А в другой раз Андрес рассказывал:

В былые дни жил на Оммюнстранне человек, и звали его Севал Странн. Род Страннов осел там издавна. Был Севал по всем статьям крепкий мужик. В молодые годы служил он у пристава в писарях, потому что шибко читать да писать умел. Это у них в роду повелось. А на королевской службе он и вовсе преуспел. Да и у себя в селе отличился — в ленсманы вышел. Люди говорили, что покладистее его и человека не было, да только становился он строптив, как сиверко, когда что-нибудь задумает.

Долго он ходил неженатый, и люди не понимали, с чего бы это. На лицо он не был пригож, это верно, однако Оммюнстранна была в ту пору усадьба дай боже, да и капиталу было у него в достатке. А бабы — те на него умильно поглядывали. Наконец женился-таки, и в самую пору женился, об этом речь впереди.

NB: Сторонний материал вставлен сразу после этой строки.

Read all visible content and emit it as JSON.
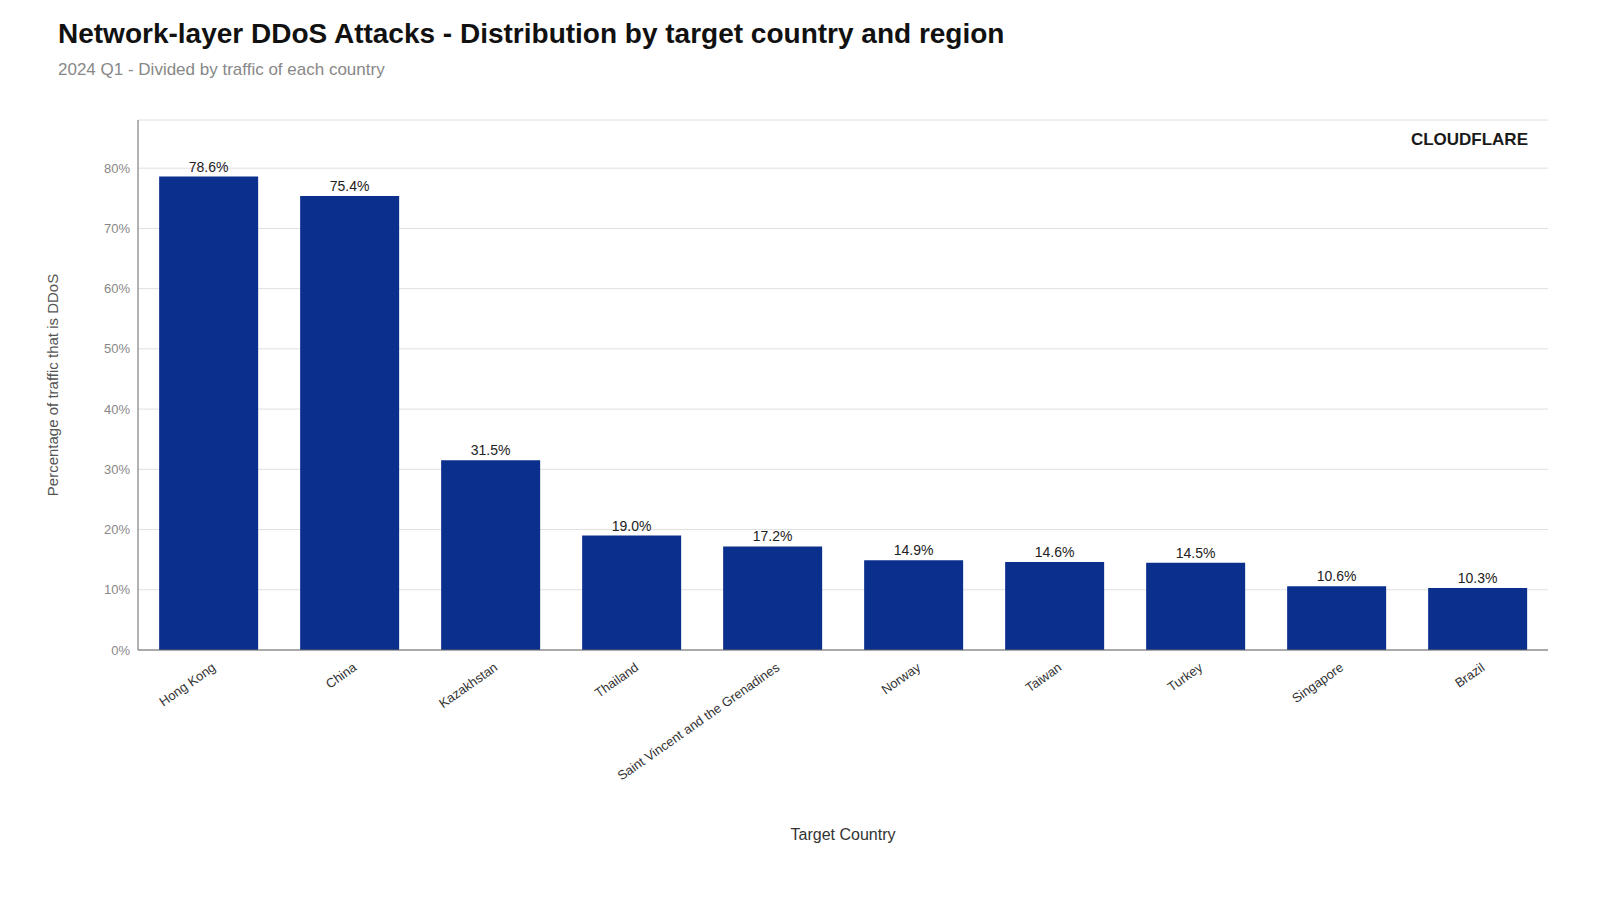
{
  "chart_data": {
    "type": "bar",
    "title": "Network-layer DDoS Attacks - Distribution by target country and region",
    "subtitle": "2024 Q1 - Divided by traffic of each country",
    "xlabel": "Target Country",
    "ylabel": "Percentage of traffic that is DDoS",
    "categories": [
      "Hong Kong",
      "China",
      "Kazakhstan",
      "Thailand",
      "Saint Vincent and the Grenadines",
      "Norway",
      "Taiwan",
      "Turkey",
      "Singapore",
      "Brazil"
    ],
    "values": [
      78.6,
      75.4,
      31.5,
      19.0,
      17.2,
      14.9,
      14.6,
      14.5,
      10.6,
      10.3
    ],
    "value_labels": [
      "78.6%",
      "75.4%",
      "31.5%",
      "19.0%",
      "17.2%",
      "14.9%",
      "14.6%",
      "14.5%",
      "10.6%",
      "10.3%"
    ],
    "data_labels": true,
    "color": "#0a2f8c",
    "ylim": [
      0,
      88
    ],
    "yticks": [
      {
        "value": 0,
        "label": "0%"
      },
      {
        "value": 10,
        "label": "10%"
      },
      {
        "value": 20,
        "label": "20%"
      },
      {
        "value": 30,
        "label": "30%"
      },
      {
        "value": 40,
        "label": "40%"
      },
      {
        "value": 50,
        "label": "50%"
      },
      {
        "value": 60,
        "label": "60%"
      },
      {
        "value": 70,
        "label": "70%"
      },
      {
        "value": 80,
        "label": "80%"
      }
    ],
    "grid": true,
    "annotations": [
      "CLOUDFLARE"
    ]
  }
}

А хозяин Вике в ту пору был Ула Равалссон. Народ в Вике жил и тогда в достатке, и Ула Равалссон был в селе человек почтенный и для богатеев всегда желанный гость. Овдовел он и остался с двумя сыновьями и двумя дочерьми. Вот про них-то, про дочерей, и пойдет сказ.

Старшую, покрасивее, звали Вальборгой. Волос у ней был такой светлый и сама она такая статная, что говорили — и нрав у нее легкий да веселый. А меньшую звали Беритой. Тоже была девка пригожая и осанистая. И уж так сестры дружили, что врозь, друг без дружки, жить не могли. А Ула Равалссон говаривал, когда бывал в гостях:

— Парни у меня не бог весть какие, не по мне. Зато на дочек надеюсь. Еще подумаю, прежде чем их с рук сбуду. Одно худо, что они друг без дружки никуда — впору в один двор просватывать.

Когда Вальборге пошел двадцать первый год, отец отдал ее пастору в стряпки.

— Надо вперед глядеть, — сказал он. — Подучиться малость не мешает.

Вальборга должна была прослужить там год, а за ней, думалось отцу, и Берита там же послужит. От пасторского двора до Вики было далеко, но Вальборга являлась домой под вечер, как только минет неделя, и Берита не реже к ней хаживала. А время шло, и Вальборга стала ходить домой пореже. Берита живо смекнула, что для сестры не дорога домой длинна стала, а камень поперек дороги лег.

В то лето жил на пасторском дворе то ли пасторов, то ли пасторшин родственник. Был он человек образованный, но учился дальше и метил высоко. А Берита и боялась и радовалась. Видела она, что студент между ними затесался, видела, что сестра ласково с ним переглядывается. Она и спросила Вальборгу, как у них дело. А Вальборга только засмеялась, но, видно, от счастья.

— А ты вправду думаешь заполучить его? — спросила Берита.

— Быть того не может, но думаю, что все равно так оно и выйдет, — ответила Вальборга.

— Вот бы уж я запрыгала от радости, заплясала бы! Да боязно мне, как бы все это дымом не развеялось, — сказала Берита.

А Вальборга ответила:

— Уж будто нам на доброе и надеяться нельзя!

По осени студент уехал в город. И ничего удивительного в этом не было. Но однажды в зимний вечер воротилась Вальборга домой, уселась в углу и сидела как неприкаянная. Не сразу Берита с ней заговорила, выждала, покуда они остались в избе вдвоем. Тут она и спросила ласково-преласково:

— Ну как, бросила верить, сестрица?

Ничего не ответила Вальборга, а Берита чуть не плакала.

— Но я все-таки рада, — сказала она. — Рада, что быстрый конец пришел. Я ведь знала, что то, чего быть не может, редко сбывается. И не надо никогда этому верить. Да ведь можно же забыть про него, как про все другое забывается?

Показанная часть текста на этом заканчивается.